Statewide, 82 percent of school districts and 66 percent of schools did not make adequate yearly progress under No Child Left Behind, according to the Illinois State Board of Education.
Eleven high schools in the state made adequate yearly progress, according to Mary Fergus, spokeswoman for the state board of education.
Illinois has applied for a No Child Left Behind waiver with the U.S. Department of Education, and it's under review.
However, the state board was allowed to calculate whether schools and school districts made adequate yearly progress based on last school year's levels. It's a one-time freeze.
That means schools were expected to show 85 percent of students met or exceeded learning standards when taking the Illinois Standard Achievement Test and the Prairie State Achievement Examination.
In Champaign, South Side Elementary made adequate yearly progress, but no other schools did. Northeast Elementary Magnet School was the only Danville school that did. No Urbana schools made adequate yearly progress.
Both Champaign and Urbana's school districts say they're using these tests and others to find out how students are growing, and in what areas they need more help.
In Champaign, Superintendent Judy Wiegand said the school district is working with a company called Educational Consultants and Research Associates Group to monitor students as they take tests throughout high school. The idea is to evaluate the students' growth over time, not just on the Prairie State examination they take junior year.
The company will also evaluate test scores for younger grades.
Wiegand said she expects results in February or March, and she said they'll show where students are making gains and help the school district target areas that need improvement.
While Champaign's graduation rates, which factor into whether schools make adequate yearly progress, are still below the state average, Wiegand said, the district is making special efforts to support freshman. There's a push to make sure they earn enough credits freshman year to become sophomores.
Champaign's graduation rate is 81.4 percent, and the state average is 82.3 percent.

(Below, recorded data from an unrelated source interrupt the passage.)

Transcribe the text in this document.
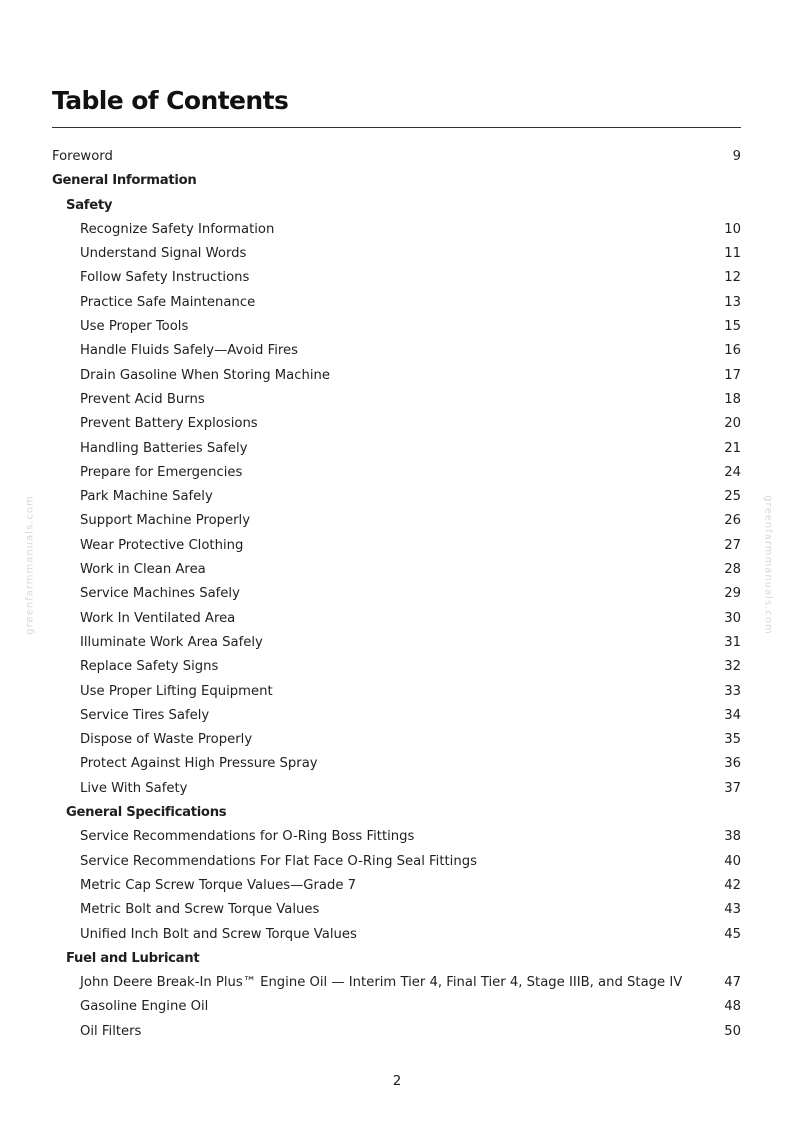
Table of Contents
Foreword	9
General Information
Safety
Recognize Safety Information	10
Understand Signal Words	11
Follow Safety Instructions	12
Practice Safe Maintenance	13
Use Proper Tools	15
Handle Fluids Safely—Avoid Fires	16
Drain Gasoline When Storing Machine	17
Prevent Acid Burns	18
Prevent Battery Explosions	20
Handling Batteries Safely	21
Prepare for Emergencies	24
Park Machine Safely	25
Support Machine Properly	26
Wear Protective Clothing	27
Work in Clean Area	28
Service Machines Safely	29
Work In Ventilated Area	30
Illuminate Work Area Safely	31
Replace Safety Signs	32
Use Proper Lifting Equipment	33
Service Tires Safely	34
Dispose of Waste Properly	35
Protect Against High Pressure Spray	36
Live With Safety	37
General Specifications
Service Recommendations for O-Ring Boss Fittings	38
Service Recommendations For Flat Face O-Ring Seal Fittings	40
Metric Cap Screw Torque Values—Grade 7	42
Metric Bolt and Screw Torque Values	43
Unified Inch Bolt and Screw Torque Values	45
Fuel and Lubricant
John Deere Break-In Plus™ Engine Oil — Interim Tier 4, Final Tier 4, Stage IIIB, and Stage IV	47
Gasoline Engine Oil	48
Oil Filters	50
greenfarmmanuals.com	greenfarmmanuals.com
2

Urbana High School's graduation rate is 87.8 percent, and Don Owen, the school district's assistant superintendent for curriculum and instruction, said there's a bright spot in that data. While the overall rate is exactly the same as last year's, for the first time, African-American students have a higher graduation rate than any other subgroup. The high school's goal is to have all students "college and career ready," Owen said, "but it's nice not to see a disparity on the graduation rate."
Urbana's graduation rate for African-American students is 90.4 percent, 88.4 percent for white students and 86.3 percent for students who are economically disadvantaged.

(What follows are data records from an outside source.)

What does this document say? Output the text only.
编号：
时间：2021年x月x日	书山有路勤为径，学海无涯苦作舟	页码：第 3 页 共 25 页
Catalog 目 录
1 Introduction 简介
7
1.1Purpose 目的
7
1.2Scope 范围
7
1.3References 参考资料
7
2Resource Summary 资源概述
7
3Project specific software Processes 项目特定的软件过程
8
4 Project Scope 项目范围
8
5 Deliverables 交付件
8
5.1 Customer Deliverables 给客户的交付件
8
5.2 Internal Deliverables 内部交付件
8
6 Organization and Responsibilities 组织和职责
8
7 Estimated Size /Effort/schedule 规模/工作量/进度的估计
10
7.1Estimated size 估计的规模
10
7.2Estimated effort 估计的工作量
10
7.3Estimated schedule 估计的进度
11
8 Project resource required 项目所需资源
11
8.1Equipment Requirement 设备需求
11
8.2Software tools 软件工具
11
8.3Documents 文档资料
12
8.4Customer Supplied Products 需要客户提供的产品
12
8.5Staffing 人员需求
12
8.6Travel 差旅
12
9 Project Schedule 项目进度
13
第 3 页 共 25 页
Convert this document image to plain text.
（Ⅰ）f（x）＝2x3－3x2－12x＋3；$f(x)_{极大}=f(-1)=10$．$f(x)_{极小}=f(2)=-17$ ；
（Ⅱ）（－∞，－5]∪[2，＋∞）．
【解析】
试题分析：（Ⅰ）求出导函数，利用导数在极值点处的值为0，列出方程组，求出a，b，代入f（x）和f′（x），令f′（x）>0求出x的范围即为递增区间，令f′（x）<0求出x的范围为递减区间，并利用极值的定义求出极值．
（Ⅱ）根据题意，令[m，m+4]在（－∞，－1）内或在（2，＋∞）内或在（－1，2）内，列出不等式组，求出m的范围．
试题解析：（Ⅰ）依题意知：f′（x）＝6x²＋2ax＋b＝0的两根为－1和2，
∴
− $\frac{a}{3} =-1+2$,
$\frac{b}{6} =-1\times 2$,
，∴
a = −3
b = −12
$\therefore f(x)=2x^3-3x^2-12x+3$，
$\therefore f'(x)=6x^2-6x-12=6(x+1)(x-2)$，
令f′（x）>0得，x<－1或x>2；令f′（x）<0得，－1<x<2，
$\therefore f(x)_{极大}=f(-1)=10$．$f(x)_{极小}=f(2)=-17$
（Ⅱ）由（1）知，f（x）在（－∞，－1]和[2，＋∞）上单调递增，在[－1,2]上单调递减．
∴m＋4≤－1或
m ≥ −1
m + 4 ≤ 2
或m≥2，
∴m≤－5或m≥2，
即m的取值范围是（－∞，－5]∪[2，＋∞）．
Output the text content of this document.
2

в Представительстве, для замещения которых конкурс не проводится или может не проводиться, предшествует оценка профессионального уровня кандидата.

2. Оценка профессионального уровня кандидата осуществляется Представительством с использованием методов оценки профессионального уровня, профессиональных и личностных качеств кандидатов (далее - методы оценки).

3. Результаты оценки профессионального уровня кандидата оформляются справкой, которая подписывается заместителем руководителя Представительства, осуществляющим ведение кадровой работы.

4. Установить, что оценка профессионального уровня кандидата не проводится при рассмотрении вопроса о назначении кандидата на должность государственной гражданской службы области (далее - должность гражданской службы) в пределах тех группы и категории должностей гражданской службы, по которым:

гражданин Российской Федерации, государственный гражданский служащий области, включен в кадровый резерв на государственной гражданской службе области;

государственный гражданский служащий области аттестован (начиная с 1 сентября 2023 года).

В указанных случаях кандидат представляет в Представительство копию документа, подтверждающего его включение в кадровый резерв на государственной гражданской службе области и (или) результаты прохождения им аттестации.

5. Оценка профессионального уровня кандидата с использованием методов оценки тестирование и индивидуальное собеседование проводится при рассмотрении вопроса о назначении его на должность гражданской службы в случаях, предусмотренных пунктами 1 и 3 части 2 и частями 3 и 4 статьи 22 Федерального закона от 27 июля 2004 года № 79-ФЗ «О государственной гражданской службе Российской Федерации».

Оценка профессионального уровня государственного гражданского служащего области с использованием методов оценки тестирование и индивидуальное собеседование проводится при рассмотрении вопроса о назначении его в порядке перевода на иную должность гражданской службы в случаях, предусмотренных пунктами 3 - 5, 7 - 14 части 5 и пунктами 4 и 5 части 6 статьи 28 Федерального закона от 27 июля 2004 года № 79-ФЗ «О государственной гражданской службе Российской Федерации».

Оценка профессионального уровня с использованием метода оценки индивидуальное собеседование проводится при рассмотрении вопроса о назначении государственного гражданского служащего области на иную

No schools in the Urbana school district made adequate yearly progress, though, and Owen said Urbana is moving away from using the ISAT and PSAE tests as anything more than one more data point to see how students are doing. Instead, Urbana's school district is focusing on results from tests chosen within the school district that measure students' individual growth over time.
"They provide more meaningful information to teachers and administrators about how to meet the needs of all students better," Owen said.

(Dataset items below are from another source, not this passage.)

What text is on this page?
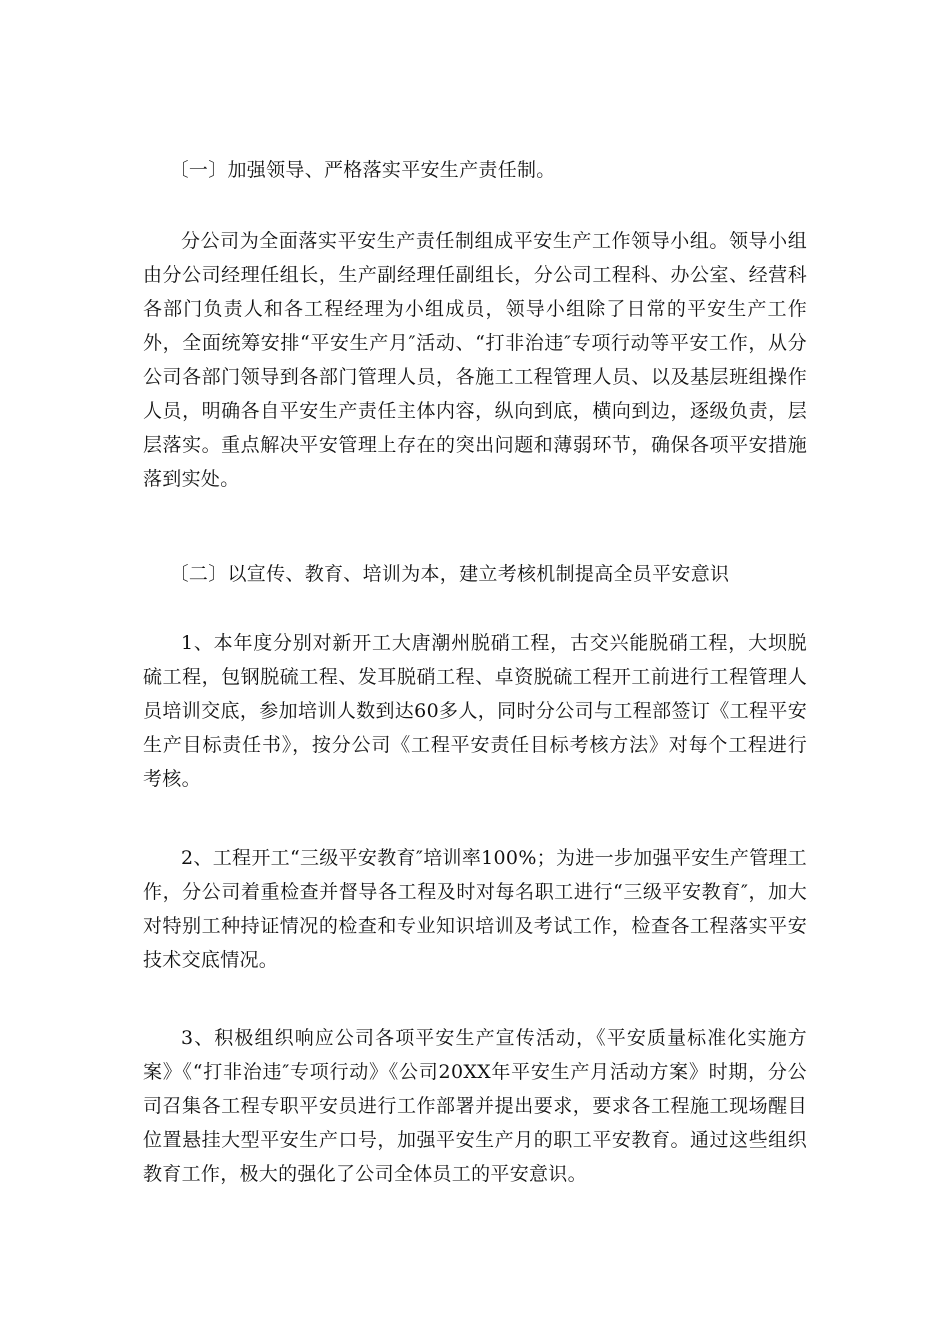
〔一〕加强领导、严格落实平安生产责任制。

分公司为全面落实平安生产责任制组成平安生产工作领导小组。领导小组由分公司经理任组长，生产副经理任副组长，分公司工程科、办公室、经营科各部门负责人和各工程经理为小组成员，领导小组除了日常的平安生产工作外，全面统筹安排“平安生产月″活动、“打非治违″专项行动等平安工作，从分公司各部门领导到各部门管理人员，各施工工程管理人员、以及基层班组操作人员，明确各自平安生产责任主体内容，纵向到底，横向到边，逐级负责，层层落实。重点解决平安管理上存在的突出问题和薄弱环节，确保各项平安措施落到实处。

〔二〕以宣传、教育、培训为本，建立考核机制提高全员平安意识

1、本年度分别对新开工大唐潮州脱硝工程，古交兴能脱硝工程，大坝脱硫工程，包钢脱硫工程、发耳脱硝工程、卓资脱硫工程开工前进行工程管理人员培训交底，参加培训人数到达60多人，同时分公司与工程部签订《工程平安生产目标责任书》，按分公司《工程平安责任目标考核方法》对每个工程进行考核。

2、工程开工“三级平安教育″培训率100%；为进一步加强平安生产管理工作，分公司着重检查并督导各工程及时对每名职工进行“三级平安教育″，加大对特别工种持证情况的检查和专业知识培训及考试工作，检查各工程落实平安技术交底情况。

3、积极组织响应公司各项平安生产宣传活动，《平安质量标准化实施方案》《“打非治违″专项行动》《公司20XX年平安生产月活动方案》时期，分公司召集各工程专职平安员进行工作部署并提出要求，要求各工程施工现场醒目位置悬挂大型平安生产口号，加强平安生产月的职工平安教育。通过这些组织教育工作，极大的强化了公司全体员工的平安意识。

The tests used for No Child Left Behind test different groups of kids each year, and don't reflect the school district's move toward implementing the new Common Core state standards.
But new state tests, called the Partnership for Assessment of Readiness of College and Careers Assessment, won't be implemented until 2014-15, Owen said.
ISAT and PSAE scores alone "don't provide useful information for us to make changes," he said.